When you control the media, you definitely control the news. That is what happening in Tanzania, few elites own the media. To set the record clear watch the saga between so called “Papa” and “Nyangumi”. Both of these powerhouses have some shares in Tanzania media industry that has created cheerleaders across the board. Who are just jumping up and down to entertain the bosses. To some extent I asked my self how does normal Tanzanian feel about this? Can we survive in the community where the media owner controls what people should read or listen?

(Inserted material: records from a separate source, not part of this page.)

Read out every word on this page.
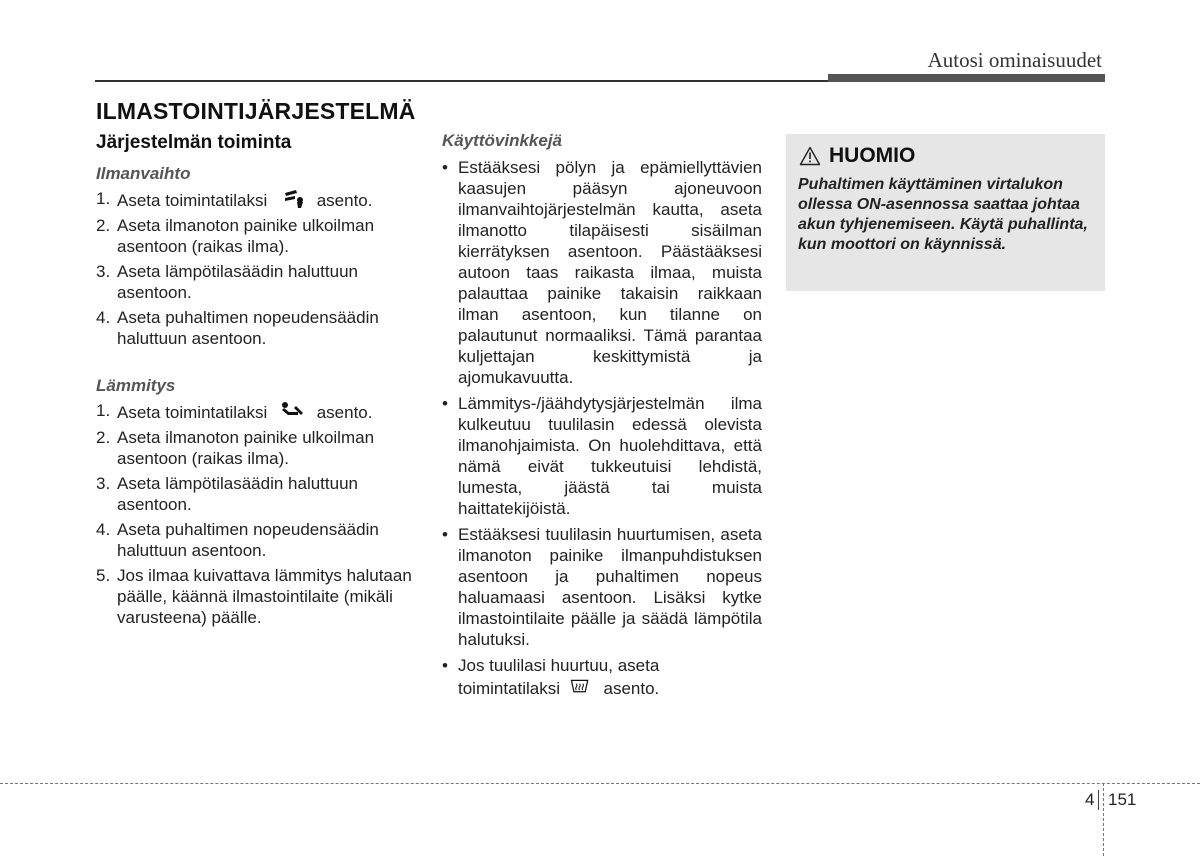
Autosi ominaisuudet
ILMASTOINTIJÄRJESTELMÄ
Järjestelmän toiminta
Ilmanvaihto
1. Aseta toimintatilaksi	asento.
2. Aseta ilmanoton painike ulkoilman asentoon (raikas ilma).
3. Aseta lämpötilasäädin haluttuun asentoon.
4. Aseta puhaltimen nopeudensäädin haluttuun asentoon.
Lämmitys
1. Aseta toimintatilaksi	asento.
2. Aseta ilmanoton painike ulkoilman asentoon (raikas ilma).
3. Aseta lämpötilasäädin haluttuun asentoon.
4. Aseta puhaltimen nopeudensäädin haluttuun asentoon.
5. Jos ilmaa kuivattava lämmitys halutaan päälle, käännä ilmastointilaite (mikäli varusteena) päälle.
Käyttövinkkejä
• Estääksesi pölyn ja epämiellyttävien kaasujen pääsyn ajoneuvoon ilmanvaihtojärjestelmän kautta, aseta ilmanotto tilapäisesti sisäilman kierrätyksen asentoon. Päästääksesi autoon taas raikasta ilmaa, muista palauttaa painike takaisin raikkaan ilman asentoon, kun tilanne on palautunut normaaliksi. Tämä parantaa kuljettajan keskittymistä ja ajomukavuutta.
• Lämmitys-/jäähdytysjärjestelmän ilma kulkeutuu tuulilasin edessä olevista ilmanohjaimista. On huolehdittava, että nämä eivät tukkeutuisi lehdistä, lumesta, jäästä tai muista haittatekijöistä.
• Estääksesi tuulilasin huurtumisen, aseta ilmanoton painike ilmanpuhdistuksen asentoon ja puhaltimen nopeus haluamaasi asentoon. Lisäksi kytke ilmastointilaite päälle ja säädä lämpötila halutuksi.
• Jos tuulilasi huurtuu, aseta toimintatilaksi	asento.
HUOMIO
Puhaltimen käyttäminen virtalukon ollessa ON-asennossa saattaa johtaa akun tyhjenemiseen. Käytä puhallinta, kun moottori on käynnissä.
4 151
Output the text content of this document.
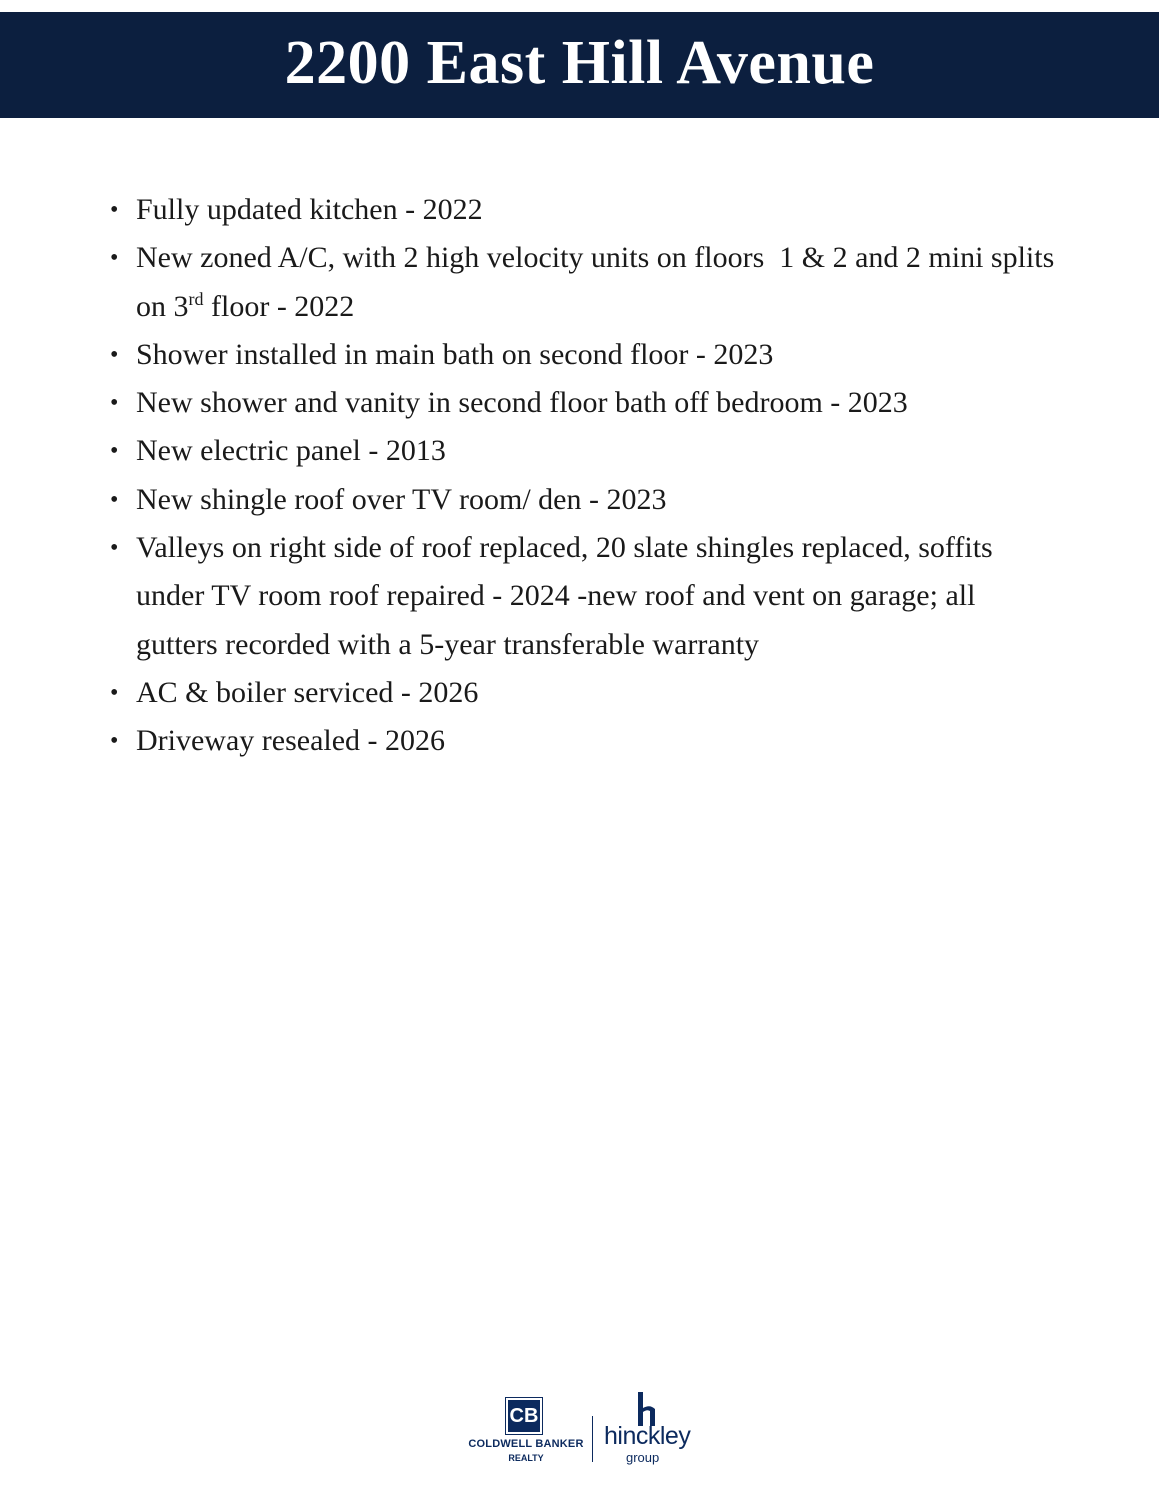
2200 East Hill Avenue
• Fully updated kitchen - 2022
• New zoned A/C, with 2 high velocity units on floors  1 & 2 and 2 mini splits on 3rd floor - 2022
• Shower installed in main bath on second floor - 2023
• New shower and vanity in second floor bath off bedroom - 2023
• New electric panel - 2013
• New shingle roof over TV room/ den - 2023
• Valleys on right side of roof replaced, 20 slate shingles replaced, soffits under TV room roof repaired - 2024 -new roof and vent on garage; all gutters recorded with a 5-year transferable warranty
• AC & boiler serviced - 2026
• Driveway resealed - 2026
CB
COLDWELL BANKER
REALTY
hinckley
group
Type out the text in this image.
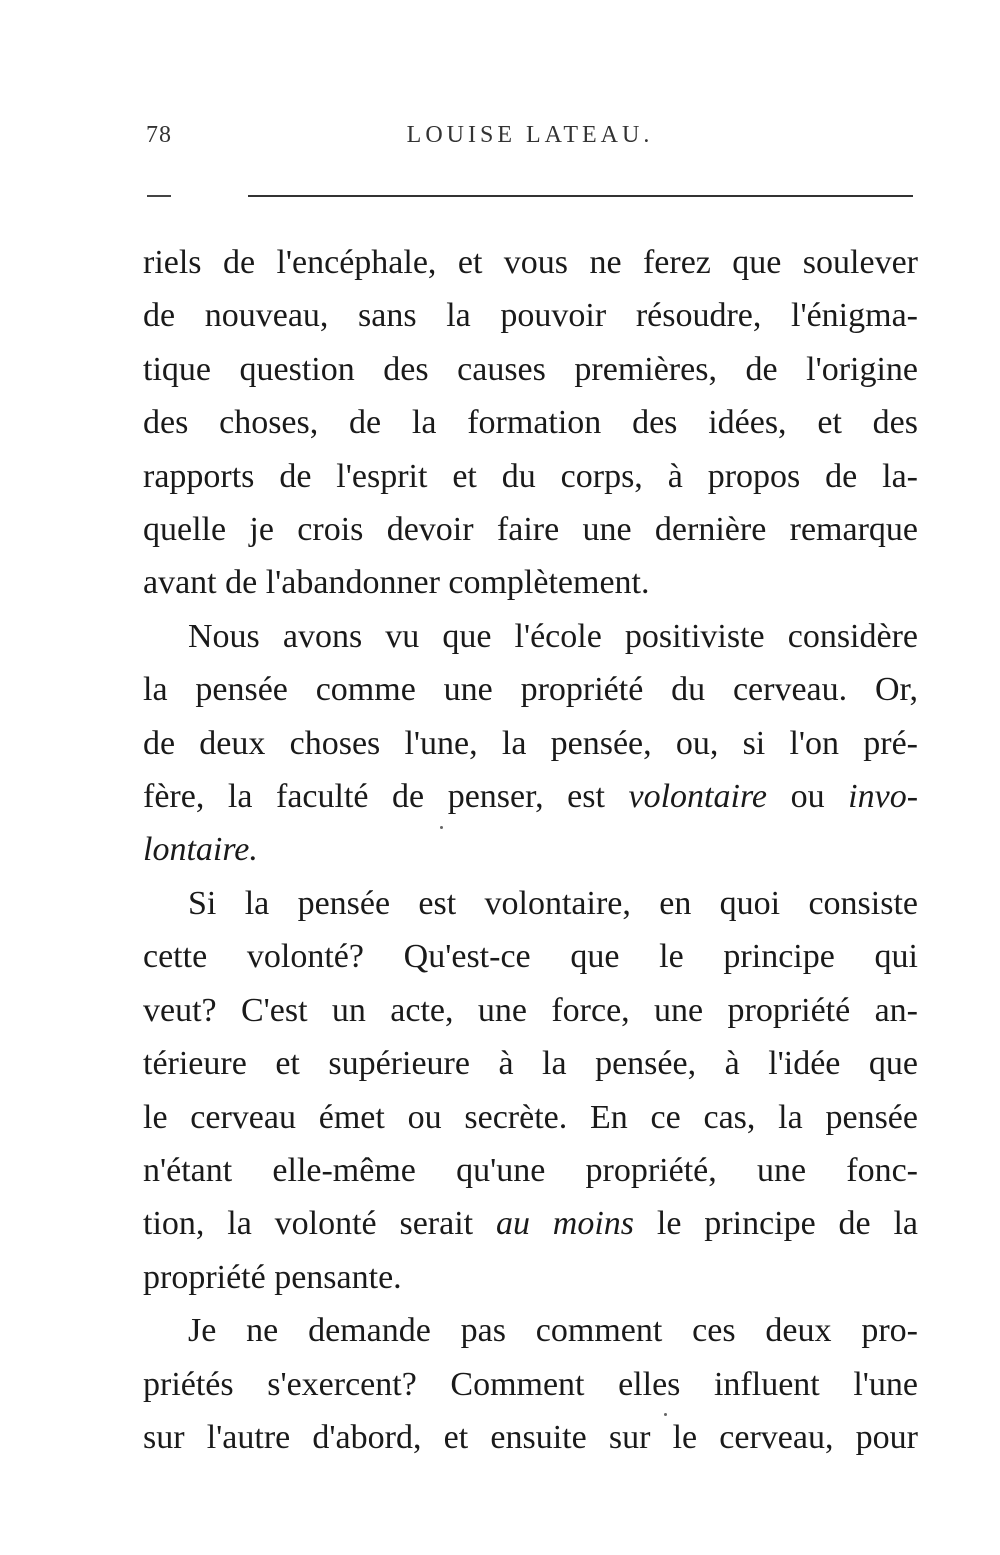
78	LOUISE LATEAU.
riels de l'encéphale, et vous ne ferez que soulever
de nouveau, sans la pouvoir résoudre, l'énigma-
tique question des causes premières, de l'origine
des choses, de la formation des idées, et des
rapports de l'esprit et du corps, à propos de la-
quelle je crois devoir faire une dernière remarque
avant de l'abandonner complètement.
Nous avons vu que l'école positiviste considère
la pensée comme une propriété du cerveau. Or,
de deux choses l'une, la pensée, ou, si l'on pré-
fère, la faculté de penser, est volontaire ou invo-
lontaire.
Si la pensée est volontaire, en quoi consiste
cette volonté? Qu'est-ce que le principe qui
veut? C'est un acte, une force, une propriété an-
térieure et supérieure à la pensée, à l'idée que
le cerveau émet ou secrète. En ce cas, la pensée
n'étant elle-même qu'une propriété, une fonc-
tion, la volonté serait au moins le principe de la
propriété pensante.
Je ne demande pas comment ces deux pro-
priétés s'exercent? Comment elles influent l'une
sur l'autre d'abord, et ensuite sur le cerveau, pour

These mediocre newspapers not only trash the whole meaning of newspaper, but its disrespect to the whole Tanzania community. I lather browse around the blogs and cheap website to get the local news than open so called newspaper websites, however I am still concern about majority of Tanzania who can’t afford the internet. I share their frustrations; the media owner feed them junk. It is true that “You Are What You Read". So let keep feed this society junk, and see what will happen on the next generation.

I hope things will change one day, and we will be on the other side of alley where critics voice can heard even though it hurts the feeling of certain people. Until then, but for now let us continue get our bell full of junk from the Nyangumi and Papa media.

salama said...

Iddy,

Things will change one day, yes but, unless there's a firm based opponent against the current media. A strong competition might change things, If not, the same situation is gonna be around for quite a while. I don't think it's a bad idea for our media to weigh in, and have a well reserched opinions only after presenting the facts.
It's pretty frustrating to those who don't have other means of obtaining some sensible news and all they can depend on, is those newspapers. As we all know that, most people around the world these days get their news/information from the internet. It'll be a good thing for the majority in our country to have access to the internet but, is that going to kill the old tradition? (newspaper business) as we see it happening in some countries. We need to remember, that'll be loss of jobs. With this being said, si kama natetea that junk, I'll add that we need more meat and not just bones in our news(paprers) But then, it comes back to ourselves. As Miso said, it's up to us on how we read and analyze the news.

We can discuss/criticize our media as much and as long as we want but, if recipients don't care or mind on what they're being fed, itakuwa kama kumpigia mbuzi guitar. Not good if the higher percentage of our society fall into that category. People can choose what they want to read but, in order for us to build a sophisticated society, we'll have to put ourselves in the path leading that way.